А когда все-таки разомкнула веки, его уже не было рядом. Он с мальчишеской прытью подскочил к подручным Принца и с задором вопросил:

— И куда же нам их пристроить?

Людка, разочарованная столь внезапной кончиной романтической сцены, вяло пожала плечами.

— В подсобку нельзя, — сказал Агент, оглядывая торговый зал сельпо. — Они ведь выйдут когда-нибудь из спячки. Дверь хлипкая, втроем они ее одолеют.

— Ну… — растерянно протянула она. — …у меня же все-таки магазин, а не КПЗ.

— Ага! — обрадованно воскликнул агент, вытаскивая из кармана жилета наручники. — Мы их сейчас прикуем к чему-нибудь.

— Это к чему, интересно? — забеспокоилась продавщица.

— А вот смотри, какая симпатичная стойка с халатиками, — агент ей подмигнул, — как раз в гамму.

— Так что это получится: покупатели и халат у меня купить не смогут?

— А давно в последний раз покупали? — Агент удивленно вскинул брови, оглядывая жалкий ассортимент женской одежды, висящей на означенной стойке.

— Да в прошлом году, кажется… Бабка Рая приобрела… — Она вздохнула и добавила: — Покойница…

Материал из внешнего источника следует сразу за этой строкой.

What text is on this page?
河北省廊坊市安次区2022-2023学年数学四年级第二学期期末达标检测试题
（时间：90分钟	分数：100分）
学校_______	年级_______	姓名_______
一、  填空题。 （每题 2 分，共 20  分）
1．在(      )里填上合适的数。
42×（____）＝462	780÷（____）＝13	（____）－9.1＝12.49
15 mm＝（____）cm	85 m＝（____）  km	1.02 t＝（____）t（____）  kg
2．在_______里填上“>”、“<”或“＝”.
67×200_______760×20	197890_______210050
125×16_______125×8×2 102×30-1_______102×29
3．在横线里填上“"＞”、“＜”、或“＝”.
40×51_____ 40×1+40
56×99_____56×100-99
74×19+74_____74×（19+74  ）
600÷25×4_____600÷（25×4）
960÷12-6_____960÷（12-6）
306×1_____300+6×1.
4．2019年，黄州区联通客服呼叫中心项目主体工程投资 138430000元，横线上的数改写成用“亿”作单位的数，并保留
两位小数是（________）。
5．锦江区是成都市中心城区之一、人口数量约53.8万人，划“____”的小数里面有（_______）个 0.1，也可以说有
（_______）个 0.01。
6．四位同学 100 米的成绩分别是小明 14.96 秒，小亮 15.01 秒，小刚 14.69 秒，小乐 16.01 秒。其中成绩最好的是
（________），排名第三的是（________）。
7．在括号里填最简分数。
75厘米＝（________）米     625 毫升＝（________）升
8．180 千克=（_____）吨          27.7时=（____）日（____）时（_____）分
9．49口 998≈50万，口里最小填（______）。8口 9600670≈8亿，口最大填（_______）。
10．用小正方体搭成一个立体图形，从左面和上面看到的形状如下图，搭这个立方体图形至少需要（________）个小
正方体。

— Ну, в таком прет-а-порте действительно окочуриться можно со страху. Как глянешь на себя в зеркало в эдаком прикиде, и все! — Агент провел ребром ладони по шее и усмехнулся.

— Да, молодежь нынче за шмотками на рынок ходит. Валька косоглазая так только там и одевается.

— Бедные вы, — вздохнул агент.

— Не все, — с достоинством буркнула Людка и распрямила плечи.

— Ну, в общем… — Он не знал, что на это ответить. Социальные темы всегда заводили его в тупик. Поэтому он решил, что лучше займется делом. А потому перетащил тела Кудрявого и Беки к стойке и с ловкостью киношного полисмена пристегнул наручниками к железному остову.

— Все, теперь никуда не денутся, — довольно оглядывая плоды своего труда, возвестил агент.

Он вытер вспотевший лоб ладонью, и вдруг Людке показалось, что он посмотрел на нее как-то странно. Она поняла, что настал решающий ее судьбу момент. Припадая на обе ноги, продавщица посеменила к мужчине своей мечты.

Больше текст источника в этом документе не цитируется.